Integer Flows and Tutte Orientations

整数流和 Tutte 方向

• 批准号: 1264800
• 负责人: Cun-Quan Zhang
• 金额: $ 12.8万
• 依托单位: West Virginia University Research Corporation
• 依托单位国家: 美国
• 项目类别: Standard Grant
• 财政年份: 2013
• 资助国家: 美国
• 起止时间: 2013-07-15 至 2016-06-30
• 项目状态: 已结题
• 来源: https://www.nsf.gov/awardsearch/showAward?AWD_ID=1264800&HistoricalAwards=false
• 关键词: Integer; Flows; Tutte; Orientations

The map coloring problem is considered one of the major catalysts of the tremendous development of graph theory in its almost 300-year history. It is, thus, not surprising that graph coloring and its related problems have always been in the main line of graph theory research. It was observed by Tutte that the problem of the face-coloring of an embedded (planar) graph can be formulated in terms of integer flows of the graph. Since then the topic of integer flows has been one of the most attractive in graph theory. Grotzsch proved that every triangle free, loopless planar graph is 3-vertex-colorable. By flow/coloring duality, this is equivalent to the statement that every 4-edge-connected planar graph has a nowhere-zero 3-flow. The 3-flow Conjecture (by Tutte) asserts that this is still true without the assumption of planarity. Collaborating with his colleagues, the PI successfully proved that every 6-edge-connected graph admits nowhere-zero 3-flow. According to a result by Kochol that it suffices to prove 3-flow Conjecture for 5-edge-connected graphs. Thus our result is now only "one step away" from the final solution of this famous open problem. The PI will continue his research work in this direction. He proposes to extend those newly developed techniques for further studies in the theory of integer flows. Proposed projects will include not only the 3-flow Conjecture, but also 5-flow Conjecture, Tutte orientations, contractible configurations (group connectivity), flows for odd-edge-connected graph, circular flows and Circular Flow Conjecture, etc.The proposed work belongs to the area of graph theory and is closely related to computer science and operational research. A graph is an abstract mathematical notion used to model networks, such as communication systems, transportation networks or the Internet. Various graph coloring problems have been considered as effective models for radio channel assignment/distribution, and flow problems originally arise in optimizing traffic or network. This proposal is concerned with problems of structural nature. Why do some networks possess certain specific desirable properties, and others do not? Especially, when the reliability (connectivity) of a network decreases, certain flow patterns may disappear. A better understanding of such graphic properties will lead to designs of efficient algorithms, to practical computations.

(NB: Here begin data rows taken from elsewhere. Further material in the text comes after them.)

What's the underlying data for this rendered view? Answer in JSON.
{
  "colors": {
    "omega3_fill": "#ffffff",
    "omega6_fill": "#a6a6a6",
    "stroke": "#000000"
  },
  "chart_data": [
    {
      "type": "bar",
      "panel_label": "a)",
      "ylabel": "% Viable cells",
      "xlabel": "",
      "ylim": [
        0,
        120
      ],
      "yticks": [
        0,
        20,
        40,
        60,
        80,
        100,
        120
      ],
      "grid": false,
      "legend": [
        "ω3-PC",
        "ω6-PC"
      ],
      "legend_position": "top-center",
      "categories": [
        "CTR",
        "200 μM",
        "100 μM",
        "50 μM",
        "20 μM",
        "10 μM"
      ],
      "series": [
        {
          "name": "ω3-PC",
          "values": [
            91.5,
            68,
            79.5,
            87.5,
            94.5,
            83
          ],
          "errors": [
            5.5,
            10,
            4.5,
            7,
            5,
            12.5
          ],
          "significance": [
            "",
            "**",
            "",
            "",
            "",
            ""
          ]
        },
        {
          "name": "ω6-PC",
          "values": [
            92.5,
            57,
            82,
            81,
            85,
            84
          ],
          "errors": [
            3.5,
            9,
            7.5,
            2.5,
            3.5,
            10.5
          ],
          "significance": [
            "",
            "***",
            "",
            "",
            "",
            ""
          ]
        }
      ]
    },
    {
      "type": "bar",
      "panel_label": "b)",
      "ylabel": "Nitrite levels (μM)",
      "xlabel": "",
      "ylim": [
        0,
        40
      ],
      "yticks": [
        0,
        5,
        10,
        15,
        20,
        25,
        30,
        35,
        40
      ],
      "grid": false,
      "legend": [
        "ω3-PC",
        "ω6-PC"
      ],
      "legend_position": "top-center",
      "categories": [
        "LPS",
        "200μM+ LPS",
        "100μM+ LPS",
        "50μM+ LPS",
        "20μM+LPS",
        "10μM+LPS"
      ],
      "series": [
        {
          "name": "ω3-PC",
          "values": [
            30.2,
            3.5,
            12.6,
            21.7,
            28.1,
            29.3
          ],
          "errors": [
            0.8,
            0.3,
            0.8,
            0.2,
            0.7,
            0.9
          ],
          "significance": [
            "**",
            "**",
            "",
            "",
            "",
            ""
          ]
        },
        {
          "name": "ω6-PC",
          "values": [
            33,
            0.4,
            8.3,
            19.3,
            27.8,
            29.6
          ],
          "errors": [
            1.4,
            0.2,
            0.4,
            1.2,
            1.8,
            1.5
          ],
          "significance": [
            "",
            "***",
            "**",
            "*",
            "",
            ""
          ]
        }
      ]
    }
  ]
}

图的着色问题被认为是图论在其近300年的历史中取得巨大发展的主要催化剂之一。因此，图的着色及其相关问题一直是图论研究的主线也就不足为奇了。Tutte观察到，嵌入式（平面）图的面着色问题可以用图的整数流来表示。从那时起，整数流的研究就成为图论中最具吸引力的课题之一。Grotzsch证明了每一个无三角形、无环路的平面图形都是3顶点可着色的。根据流/着色对偶性，这相当于每个4边连接的平面图形都有一个无处不在的3流。Tutte的三流猜想（3-flow Conjecture）断言，在没有平面性假设的情况下，这仍然是正确的。与他的同事合作，PI成功地证明了每一个6边连通图都不允许任何3流。根据Kochol的结果，足以证明5边连通图的3流猜想。因此，我们的结果现在离这个著名的开放问题的最终解只有“一步之遥”。PI将在这个方向上继续他的研究工作。他建议将这些新开发的技术扩展到整数流理论的进一步研究中。建议的项目不仅包括三流猜想，还包括五流猜想、Tutte取向、可收缩构型（群连通性）、奇边连通图流、循环流和循环流猜想等。建议的工作属于图论领域，与计算机科学和运筹学密切相关。图是一个抽象的数学概念，用于网络建模，如通信系统、交通网络或互联网。各种图形着色问题被认为是无线电信道分配/分配的有效模型，而流量问题最初出现在优化交通或网络中。这一建议涉及结构性问题。为什么有些网络具有某些特定的理想属性，而另一些则没有？特别是当网络的可靠性（连通性）降低时，某些流型可能会消失。更好地理解这种图形属性将导致设计有效的算法，进行实际计算。